道を求める意思(『三教指帰 性霊集』より)

一昨日の歩数は5171歩でした。今日は日本古典文学大系71番『三教指帰 性霊集』から「三教指帰」です。作者は空海です。


ぐうたら息子に、儒教の先生、道教の先生、最後に仏教の先生が教えを授けるという内容かと思います。作者は空海なので、結局仏教の人がぐうたら息子を改心させるという内容です。内容的には仏教が一番だと書かれていると思われるのですが、他の二人の教えも素敵すぎて、読んでいて、「好きな道を選ぶどん」と言われた感じでした。

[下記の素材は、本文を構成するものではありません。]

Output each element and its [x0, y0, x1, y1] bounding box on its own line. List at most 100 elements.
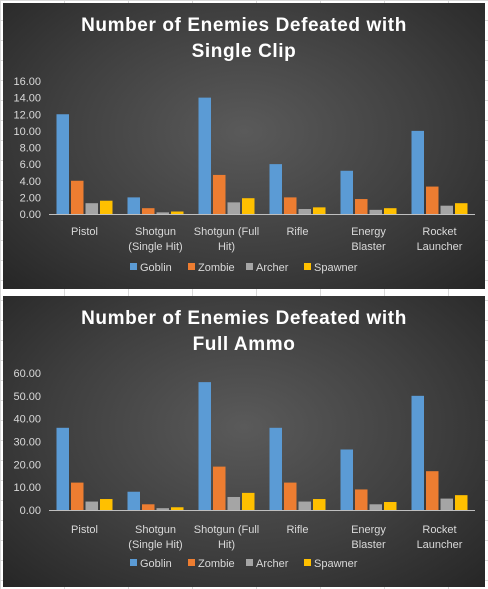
bar-goblin: [269, 427, 282, 510]
y-tick-label: 4.00: [20, 176, 41, 188]
bar-zombie: [284, 482, 297, 510]
x-category-label: Blaster: [351, 539, 386, 551]
legend-label: Zombie: [198, 262, 235, 274]
bar-spawner: [313, 207, 326, 214]
legend-swatch: [304, 559, 311, 566]
bar-archer: [440, 205, 453, 214]
bar-zombie: [355, 199, 368, 214]
bar-spawner: [384, 208, 397, 214]
bar-goblin: [340, 170, 353, 214]
bar-goblin: [127, 491, 140, 510]
bar-archer: [156, 508, 169, 510]
chart-title-line-2: Single Clip: [191, 41, 297, 62]
y-tick-label: 30.00: [13, 437, 41, 449]
y-tick-label: 16.00: [13, 76, 41, 88]
legend-label: Archer: [256, 558, 289, 570]
y-tick-label: 14.00: [13, 93, 41, 105]
legend-label: Zombie: [198, 558, 235, 570]
bar-archer: [369, 209, 382, 214]
x-category-label: (Single Hit): [128, 539, 182, 551]
x-category-label: Launcher: [417, 539, 463, 551]
legend-swatch: [188, 263, 195, 270]
bar-archer: [227, 496, 240, 510]
bar-goblin: [340, 449, 353, 510]
chart-full-ammo: Number of Enemies Defeated with Full Amm…: [3, 296, 485, 587]
y-tick-label: 10.00: [13, 126, 41, 138]
chart-title-line-1: Number of Enemies Defeated with: [81, 15, 407, 36]
bar-spawner: [313, 499, 326, 510]
bar-archer: [440, 498, 453, 510]
x-category-label: Shotgun (Full: [194, 226, 259, 238]
bar-goblin: [127, 197, 140, 214]
chart-title-line-2: Full Ammo: [192, 334, 296, 355]
x-category-label: Blaster: [351, 241, 386, 253]
x-category-label: Hit): [218, 539, 235, 551]
x-category-label: Pistol: [71, 524, 98, 536]
x-category-label: Rifle: [286, 524, 308, 536]
bar-zombie: [426, 471, 439, 510]
bar-archer: [227, 202, 240, 214]
legend-label: Spawner: [314, 262, 358, 274]
x-category-label: Shotgun: [135, 226, 176, 238]
y-tick-label: 8.00: [20, 143, 41, 155]
legend-swatch: [246, 559, 253, 566]
bar-archer: [156, 212, 169, 214]
bar-zombie: [355, 489, 368, 510]
bar-archer: [298, 501, 311, 510]
bar-goblin: [198, 382, 211, 510]
bar-archer: [369, 504, 382, 510]
y-tick-label: 0.00: [20, 209, 41, 221]
chart-title: Number of Enemies Defeated with Full Amm…: [3, 306, 485, 358]
bar-spawner: [242, 492, 255, 510]
bar-zombie: [71, 482, 84, 510]
bar-zombie: [284, 197, 297, 214]
y-tick-label: 40.00: [13, 414, 41, 426]
x-category-label: Energy: [351, 524, 386, 536]
x-category-label: Hit): [218, 241, 235, 253]
legend-label: Archer: [256, 262, 289, 274]
y-tick-label: 20.00: [13, 459, 41, 471]
legend-label: Goblin: [140, 262, 172, 274]
bar-zombie: [426, 186, 439, 214]
y-tick-label: 12.00: [13, 109, 41, 121]
x-category-label: Shotgun: [135, 524, 176, 536]
bar-spawner: [171, 507, 184, 510]
bar-spawner: [455, 495, 468, 510]
bar-archer: [298, 209, 311, 214]
bar-spawner: [242, 198, 255, 214]
legend-label: Goblin: [140, 558, 172, 570]
bar-spawner: [100, 200, 113, 214]
legend-swatch: [304, 263, 311, 270]
x-category-label: (Single Hit): [128, 241, 182, 253]
bar-spawner: [100, 499, 113, 510]
y-tick-label: 6.00: [20, 159, 41, 171]
x-category-label: Rifle: [286, 226, 308, 238]
legend-swatch: [130, 263, 137, 270]
y-tick-label: 50.00: [13, 391, 41, 403]
bar-goblin: [56, 114, 69, 214]
bar-spawner: [384, 502, 397, 510]
bar-archer: [85, 501, 98, 510]
legend-swatch: [246, 263, 253, 270]
x-category-label: Shotgun (Full: [194, 524, 259, 536]
y-tick-label: 60.00: [13, 368, 41, 380]
chart-single-clip: Number of Enemies Defeated with Single C…: [3, 3, 485, 289]
chart-plot: 0.00 2.00 4.00 6.00 8.00 10.00 12.00 14.00 16.00…: [13, 76, 475, 274]
bar-zombie: [213, 174, 226, 214]
x-category-label: Launcher: [417, 241, 463, 253]
bar-goblin: [198, 97, 211, 214]
x-category-label: Pistol: [71, 226, 98, 238]
legend-label: Spawner: [314, 558, 358, 570]
bar-spawner: [455, 203, 468, 214]
bar-zombie: [71, 180, 84, 214]
legend-swatch: [130, 559, 137, 566]
y-tick-label: 2.00: [20, 192, 41, 204]
bar-zombie: [142, 504, 155, 510]
y-tick-label: 10.00: [13, 482, 41, 494]
chart-plot: 0.00 10.00 20.00 30.00 40.00 50.00 60.00 Pistol…: [13, 368, 475, 570]
bar-archer: [85, 203, 98, 214]
y-tick-label: 0.00: [20, 505, 41, 517]
legend-swatch: [188, 559, 195, 566]
bar-goblin: [411, 395, 424, 510]
x-category-label: Energy: [351, 226, 386, 238]
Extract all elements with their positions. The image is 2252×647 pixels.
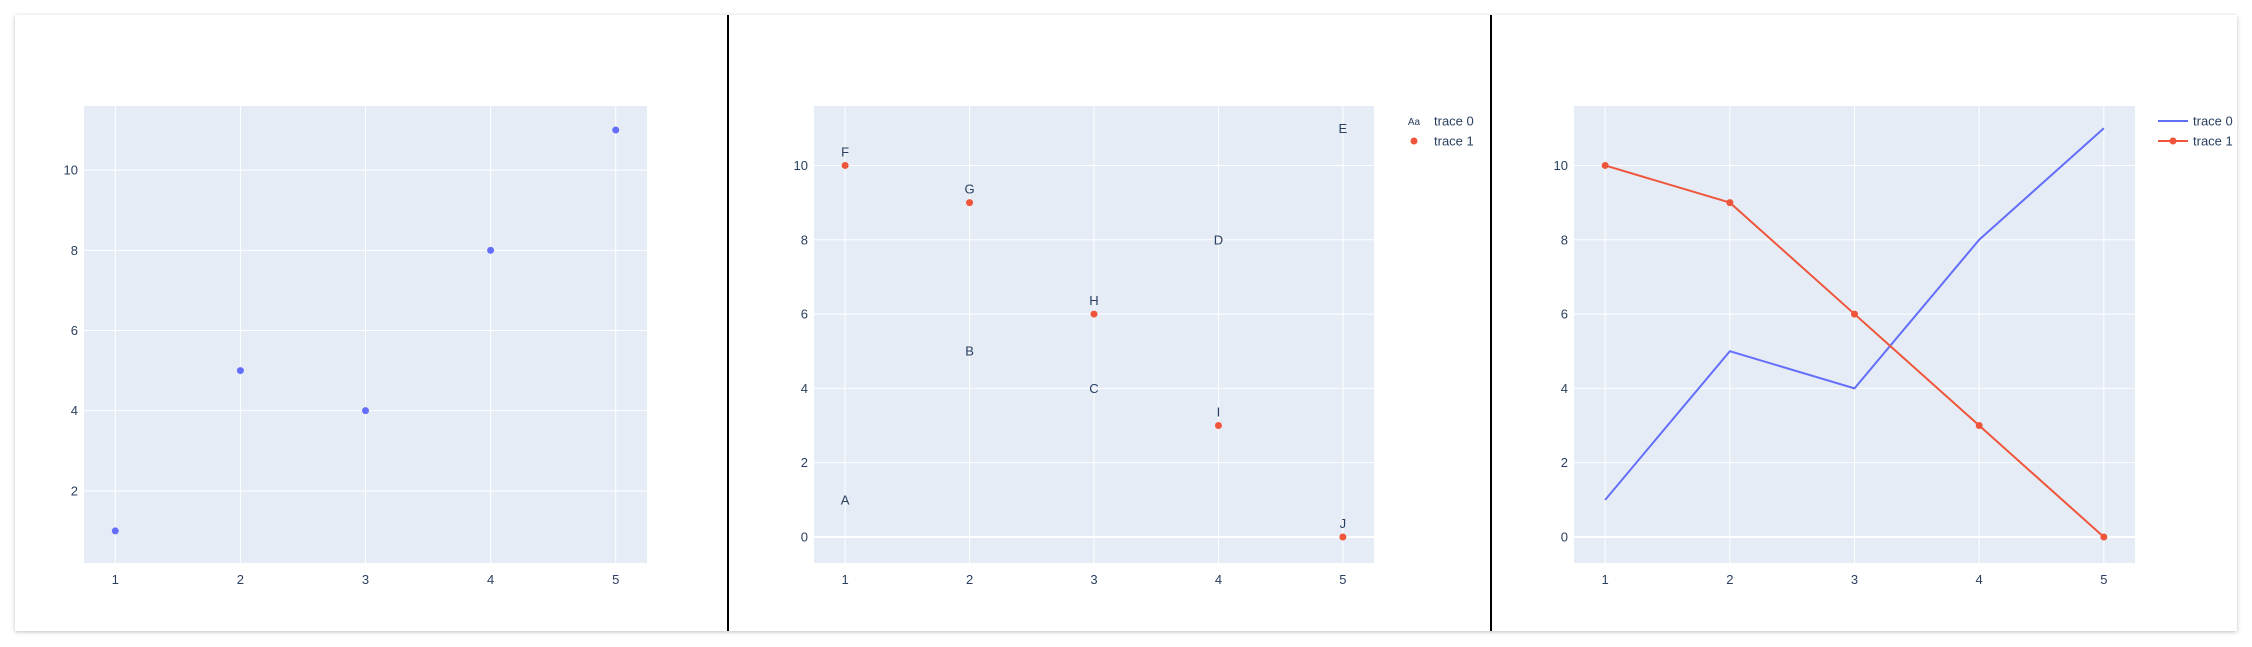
point-label: D bbox=[1214, 232, 1223, 247]
y-tick-label: 10 bbox=[1554, 158, 1568, 173]
data-point bbox=[1339, 533, 1347, 541]
data-point bbox=[236, 367, 244, 375]
data-point bbox=[111, 527, 119, 535]
y-tick-label: 10 bbox=[794, 158, 808, 173]
data-point bbox=[1090, 310, 1098, 318]
y-tick-label: 8 bbox=[1561, 232, 1568, 247]
y-tick-label: 8 bbox=[801, 232, 808, 247]
data-point bbox=[612, 126, 620, 134]
point-label: J bbox=[1340, 516, 1347, 531]
data-point bbox=[2100, 533, 2108, 541]
chart-panel-lines: 1 2 3 4 5 0 2 4 6 8 10 trace 0 trace 1 bbox=[1554, 106, 2233, 587]
x-tick-label: 1 bbox=[112, 572, 119, 587]
y-tick-label: 10 bbox=[64, 163, 78, 178]
point-label: A bbox=[841, 492, 850, 507]
x-tick-label: 2 bbox=[237, 572, 244, 587]
data-point bbox=[1726, 199, 1734, 207]
y-tick-label: 0 bbox=[801, 529, 808, 544]
data-point bbox=[1601, 161, 1609, 169]
point-label: I bbox=[1217, 405, 1221, 420]
point-label: G bbox=[964, 182, 974, 197]
y-tick-label: 4 bbox=[71, 403, 78, 418]
y-tick-label: 2 bbox=[801, 455, 808, 470]
x-tick-label: 5 bbox=[2100, 572, 2107, 587]
legend-label: trace 0 bbox=[2193, 114, 2233, 129]
legend-label: trace 1 bbox=[2193, 134, 2233, 149]
point-label: B bbox=[965, 344, 974, 359]
panel-divider bbox=[727, 15, 729, 631]
point-label: E bbox=[1339, 121, 1348, 136]
y-tick-label: 4 bbox=[801, 381, 808, 396]
legend-label: trace 1 bbox=[1434, 134, 1474, 149]
x-tick-label: 4 bbox=[487, 572, 494, 587]
data-point bbox=[1975, 422, 1983, 430]
panel-divider bbox=[1490, 15, 1492, 631]
data-point bbox=[841, 161, 849, 169]
legend-marker-swatch bbox=[2169, 137, 2177, 145]
x-tick-label: 1 bbox=[841, 572, 848, 587]
series-line bbox=[1604, 127, 2105, 501]
point-label: C bbox=[1089, 381, 1098, 396]
x-tick-label: 3 bbox=[1090, 572, 1097, 587]
y-tick-label: 4 bbox=[1561, 381, 1568, 396]
chart-panel-markers: 1 2 3 4 5 2 4 6 8 10 bbox=[64, 106, 647, 587]
x-tick-label: 4 bbox=[1215, 572, 1222, 587]
legend-text-icon: Aa bbox=[1408, 117, 1421, 128]
y-tick-label: 0 bbox=[1561, 529, 1568, 544]
y-tick-label: 2 bbox=[71, 483, 78, 498]
data-point bbox=[362, 407, 369, 415]
y-tick-label: 6 bbox=[71, 323, 78, 338]
x-tick-label: 1 bbox=[1602, 572, 1609, 587]
data-point bbox=[487, 246, 495, 254]
y-tick-label: 2 bbox=[1561, 455, 1568, 470]
data-point bbox=[1851, 310, 1858, 318]
y-tick-label: 8 bbox=[71, 243, 78, 258]
point-label: H bbox=[1089, 293, 1098, 308]
x-tick-label: 3 bbox=[362, 572, 369, 587]
x-tick-label: 5 bbox=[612, 572, 619, 587]
y-tick-label: 6 bbox=[1561, 307, 1568, 322]
data-point bbox=[966, 199, 974, 207]
point-label: F bbox=[841, 144, 849, 159]
data-point bbox=[1214, 422, 1222, 430]
x-tick-label: 5 bbox=[1339, 572, 1346, 587]
x-tick-label: 2 bbox=[1726, 572, 1733, 587]
legend-marker-swatch bbox=[1410, 137, 1418, 145]
x-tick-label: 4 bbox=[1976, 572, 1983, 587]
x-tick-label: 3 bbox=[1851, 572, 1858, 587]
x-tick-label: 2 bbox=[966, 572, 973, 587]
chart-panel-text-labels: 1 2 3 4 5 0 2 4 6 8 10 A B C D E F G H I J Aa trace 0 trace 1 bbox=[794, 106, 1474, 587]
legend-label: trace 0 bbox=[1434, 114, 1474, 129]
y-tick-label: 6 bbox=[801, 307, 808, 322]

家に居て親に孝行するか、家を出て俗世を逃れ山に行き、神仙の道を目指すのか、それとも家を出て、仏道の修行をするのか。三人とも、「正しくあろう」という意思を強く感じます。これはすごいことだと思います。この話に出てくる人たちは、「どの道が正しいか?」という基準で考えています。それに対して私なんか、正しくあろうと考えても居なかった。日常を生きるのに精一杯です。しかし、昔の人はもしかしたらもっと精一杯だったのかも知れません。そして、精一杯すぎて、生きていけないこともままあったのかもしれません。だからこそ、「何が正しいのか」を切実に考えるのかもしれないと思いました。その言葉の中には重たいものが多々あります。そして絶望があるから救いを求めるのだろうと思いますが、その切実さが心に響くのかもしれません。「正しくあろう」と考えないことは幸せなのか、と疑問に思いました。